Annmarie McCormack, (32), who worked in Blackburn’s Happy Valley Hotel, was snared as part of Operation Focus — a joint initiative involving the police, the procurator fiscal’s office, West Lothian Council and NHS Lothian, in a bid to sweep drug dealers off the streets of West Lothian.
And at the High Court in Edinburgh last week a judge rejected a plea to spare the first offender and mother-of-two a prison sentence and jailed her for 33 months.
Lord Malcolm said: “Heroin causes misery not only to the end users but to the community.”
The court heard that McCormack was at first reluctant to help the undercover officers source drugs after they began frequenting the bar where she worked.
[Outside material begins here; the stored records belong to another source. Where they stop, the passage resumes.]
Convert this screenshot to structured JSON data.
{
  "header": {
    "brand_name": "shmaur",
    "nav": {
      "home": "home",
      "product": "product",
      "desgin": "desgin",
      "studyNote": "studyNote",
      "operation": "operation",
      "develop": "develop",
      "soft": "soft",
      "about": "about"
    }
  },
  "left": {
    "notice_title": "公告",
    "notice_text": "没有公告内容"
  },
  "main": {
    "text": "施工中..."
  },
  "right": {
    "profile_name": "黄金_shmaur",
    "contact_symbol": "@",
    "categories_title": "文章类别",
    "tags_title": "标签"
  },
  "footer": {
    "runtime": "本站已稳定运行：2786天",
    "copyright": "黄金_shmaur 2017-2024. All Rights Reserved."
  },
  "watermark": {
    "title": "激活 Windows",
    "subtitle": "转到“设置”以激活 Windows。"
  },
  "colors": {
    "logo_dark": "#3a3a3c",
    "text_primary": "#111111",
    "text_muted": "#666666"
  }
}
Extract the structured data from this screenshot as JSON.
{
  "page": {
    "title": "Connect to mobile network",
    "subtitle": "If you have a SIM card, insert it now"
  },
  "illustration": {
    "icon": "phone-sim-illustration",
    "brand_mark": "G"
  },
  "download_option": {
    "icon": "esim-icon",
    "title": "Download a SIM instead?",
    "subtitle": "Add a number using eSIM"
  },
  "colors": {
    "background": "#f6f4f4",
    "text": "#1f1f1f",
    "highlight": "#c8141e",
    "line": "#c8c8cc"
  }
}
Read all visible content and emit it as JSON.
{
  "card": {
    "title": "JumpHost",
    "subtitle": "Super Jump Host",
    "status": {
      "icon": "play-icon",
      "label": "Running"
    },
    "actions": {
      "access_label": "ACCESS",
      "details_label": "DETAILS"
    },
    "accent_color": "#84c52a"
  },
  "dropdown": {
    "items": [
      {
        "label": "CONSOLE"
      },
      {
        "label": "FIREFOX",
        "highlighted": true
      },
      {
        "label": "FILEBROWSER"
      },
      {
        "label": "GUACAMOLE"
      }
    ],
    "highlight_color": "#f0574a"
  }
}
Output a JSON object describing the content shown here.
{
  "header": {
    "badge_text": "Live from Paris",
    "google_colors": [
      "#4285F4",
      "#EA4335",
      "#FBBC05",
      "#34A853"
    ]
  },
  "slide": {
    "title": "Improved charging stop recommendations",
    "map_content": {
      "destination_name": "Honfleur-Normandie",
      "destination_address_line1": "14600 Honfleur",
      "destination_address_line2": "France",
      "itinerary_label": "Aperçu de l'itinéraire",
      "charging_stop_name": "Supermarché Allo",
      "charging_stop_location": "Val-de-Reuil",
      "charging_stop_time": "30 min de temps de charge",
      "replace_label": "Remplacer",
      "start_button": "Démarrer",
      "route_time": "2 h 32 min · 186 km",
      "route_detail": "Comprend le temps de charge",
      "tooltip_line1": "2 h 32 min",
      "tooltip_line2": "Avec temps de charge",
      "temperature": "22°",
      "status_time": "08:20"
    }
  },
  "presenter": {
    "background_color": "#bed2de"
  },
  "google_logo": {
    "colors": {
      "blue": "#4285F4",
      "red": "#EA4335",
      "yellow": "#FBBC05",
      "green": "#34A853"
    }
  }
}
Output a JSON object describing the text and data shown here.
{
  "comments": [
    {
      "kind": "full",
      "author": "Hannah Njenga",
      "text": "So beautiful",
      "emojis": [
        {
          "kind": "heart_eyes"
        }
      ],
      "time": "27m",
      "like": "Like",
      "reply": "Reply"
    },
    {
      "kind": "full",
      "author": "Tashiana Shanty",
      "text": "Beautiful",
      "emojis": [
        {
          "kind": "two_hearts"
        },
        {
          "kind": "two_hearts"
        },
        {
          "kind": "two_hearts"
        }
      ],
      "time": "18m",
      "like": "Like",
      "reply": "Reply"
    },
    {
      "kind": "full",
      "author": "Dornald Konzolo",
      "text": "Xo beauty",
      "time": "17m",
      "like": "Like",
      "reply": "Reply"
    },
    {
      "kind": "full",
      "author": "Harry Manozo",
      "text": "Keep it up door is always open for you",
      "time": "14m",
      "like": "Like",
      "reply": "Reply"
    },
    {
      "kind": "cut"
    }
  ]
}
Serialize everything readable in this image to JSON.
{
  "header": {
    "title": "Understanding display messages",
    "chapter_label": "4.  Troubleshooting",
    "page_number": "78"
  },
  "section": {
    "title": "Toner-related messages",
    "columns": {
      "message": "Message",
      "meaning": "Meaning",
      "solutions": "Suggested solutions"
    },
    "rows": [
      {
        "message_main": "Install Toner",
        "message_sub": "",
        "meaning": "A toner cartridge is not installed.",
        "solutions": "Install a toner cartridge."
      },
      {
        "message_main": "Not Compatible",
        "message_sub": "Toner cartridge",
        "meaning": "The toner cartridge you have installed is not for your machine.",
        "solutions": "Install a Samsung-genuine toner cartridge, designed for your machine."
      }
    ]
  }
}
But she then contacted her drug user husband, Derek (31) and later helped put them in touch with dealer Paul Curran (35).
Curran, who was caught with heroin worth £33,000 was jailed for four and a half years following the undercover operation against hard drugs supply in West Lothian.
Derek McCormack, who has been jailed twice before for Class A drugs crimes, was sentenced to five years and 219 days imprisonment.
The court heard an anti-drugs operation was mounted in the West Lothian area between October last year and March this year using “test purchase officers” — police disguised as drug buyers.
Officers met Annmarie McCormack at The Happy Valley Hotel and got to know her.
They gradually indicated to McCormack, of Elm Terrace, Blackburn, that they were financing drug habits by selling stolen goods and made her aware that they were looking for heroin in larger amounts than the £10 and £20 bags they had bought from others.
An arrangement was made to buy a half ounce for £400 on December 14 last year and after McCormack made phone calls and sent texts she met up with her husband and handed over the drugs.
During a raid on Curran’s home at Riddochhill Crescent, in Blackburn, three bags of heroin were found containing more than 330 grams of the drug.
The McCormacks and Curran all earlier admitted being concerned in the supply of heroin.